Das gegenwärtige Wohngeldsystem ist nicht geeignet, der ständig größer werdenden Lücke zwischen steigenden Wohnkosten und dem niedrigen Einkommen der wohngeldberechtigten Menschen wirkungsvoll, dauerhaft und vor allem vorbeugend entgegenzuwirken. Wir brauchen aber ein Wohngeld, das die klaffende Lücke zwischen realem Einkommen und Mietsteigerungen wirklich schließt. Genau das schlagen wir mit unserem Entschließungsantrag vor.

 

(Beifall bei der LINKEN)

 

Die Ausgangsprämissen unserer Vorschläge sind: Erstens. Menschen mit Anspruch auf Wohngeld sollen unter Berücksichtigung angemessener Wohnungsgröße und -ausstattung nicht mehr als 30 Prozent ihres Haushaltsnettoeinkommens für Wohnkosten ausgeben müssen.

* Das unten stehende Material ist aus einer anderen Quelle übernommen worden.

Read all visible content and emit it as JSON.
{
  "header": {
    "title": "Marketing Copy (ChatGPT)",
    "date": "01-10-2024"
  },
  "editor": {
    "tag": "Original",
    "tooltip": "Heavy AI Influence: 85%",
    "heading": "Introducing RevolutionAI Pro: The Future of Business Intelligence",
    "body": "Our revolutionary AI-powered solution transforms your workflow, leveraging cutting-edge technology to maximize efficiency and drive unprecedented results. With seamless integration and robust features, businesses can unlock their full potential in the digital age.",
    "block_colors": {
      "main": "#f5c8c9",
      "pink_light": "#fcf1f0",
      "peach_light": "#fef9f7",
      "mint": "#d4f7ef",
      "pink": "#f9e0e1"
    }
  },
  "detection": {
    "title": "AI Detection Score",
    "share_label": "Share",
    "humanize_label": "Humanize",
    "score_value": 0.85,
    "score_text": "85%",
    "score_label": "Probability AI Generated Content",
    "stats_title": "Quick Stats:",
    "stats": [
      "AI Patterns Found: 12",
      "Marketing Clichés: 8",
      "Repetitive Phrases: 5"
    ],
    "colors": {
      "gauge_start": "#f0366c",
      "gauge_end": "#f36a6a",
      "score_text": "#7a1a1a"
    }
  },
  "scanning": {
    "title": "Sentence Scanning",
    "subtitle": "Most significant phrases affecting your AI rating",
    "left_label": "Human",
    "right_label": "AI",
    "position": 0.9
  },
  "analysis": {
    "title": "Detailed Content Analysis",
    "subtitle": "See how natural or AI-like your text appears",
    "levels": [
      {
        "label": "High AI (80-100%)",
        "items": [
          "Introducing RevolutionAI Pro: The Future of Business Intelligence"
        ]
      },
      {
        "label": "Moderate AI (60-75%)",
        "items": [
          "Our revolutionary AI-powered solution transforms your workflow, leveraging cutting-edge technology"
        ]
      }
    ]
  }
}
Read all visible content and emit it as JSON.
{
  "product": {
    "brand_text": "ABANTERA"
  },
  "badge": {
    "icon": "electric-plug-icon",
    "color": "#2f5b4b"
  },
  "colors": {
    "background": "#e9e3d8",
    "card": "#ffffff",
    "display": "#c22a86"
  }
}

Das wäre eine wirkliche Dynamisierung.

 

(Beifall bei der LINKEN)

 

Die Linke will, dass Haushalte nach Abzug der Miete am Anfang des Monats auch noch Geld haben, um mit den Kindern in den Zoo oder ins Kino gehen oder auch einmal mit der Oma einen Kaffee trinken zu können.

 

Zweitens. Der Wohngeldanspruch muss sich aus der tatsächlich zu zahlenden Bruttowarmmiete ableiten. Die Linke will, dass alles, was im Zusammenhang mit dem Wohnen bezahlt werden muss, auch Grundlage der Wohngeldberechnung wird. Denn steigende Kosten für Energie und öffentliche Abgaben führen auch zu spürbaren Mehrkosten für Mieterinnen und Mieter, und das Jahr für Jahr.

 

Drittens. Der Höchstbetrag des Wohngeldes muss sich aus der ortsüblichen Vergleichsmiete bzw. dem Mietspiegel der jeweiligen Gemeinde ableiten. Die Linke will, dass alle Mieterinnen und Mieter wirkliche Wahlfreiheit bekommen, wo sie wohnen, in allen Stadtteilen und bei allen Anbietern von Wohnraum. Nur so verhindern wir wirklich Segregation und Ghettoisierung.

 

(Beifall bei der LINKEN)

 

Viertens. Die Einkommensgrenze für den Wohngeldanspruch und die zu berücksichtigende Wohnungsgröße sollen sich an den Bemessungsgrenzen für Wohngeldberechtigungsscheine nach dem Wohnraumförderungsgesetz orientieren. Die Linke will, dass die regionalen Unterschiede auf dem Wohnungsmarkt in der gesamten Republik tatsächlich berücksichtigt werden. Nur so kann sichergestellt werden, dass jederzeit die finanziellen Mittel zur Verfügung stehen, um das Wohngeld künftig bedarfsgerecht, dauerhaft und auskömmlich auszustatten.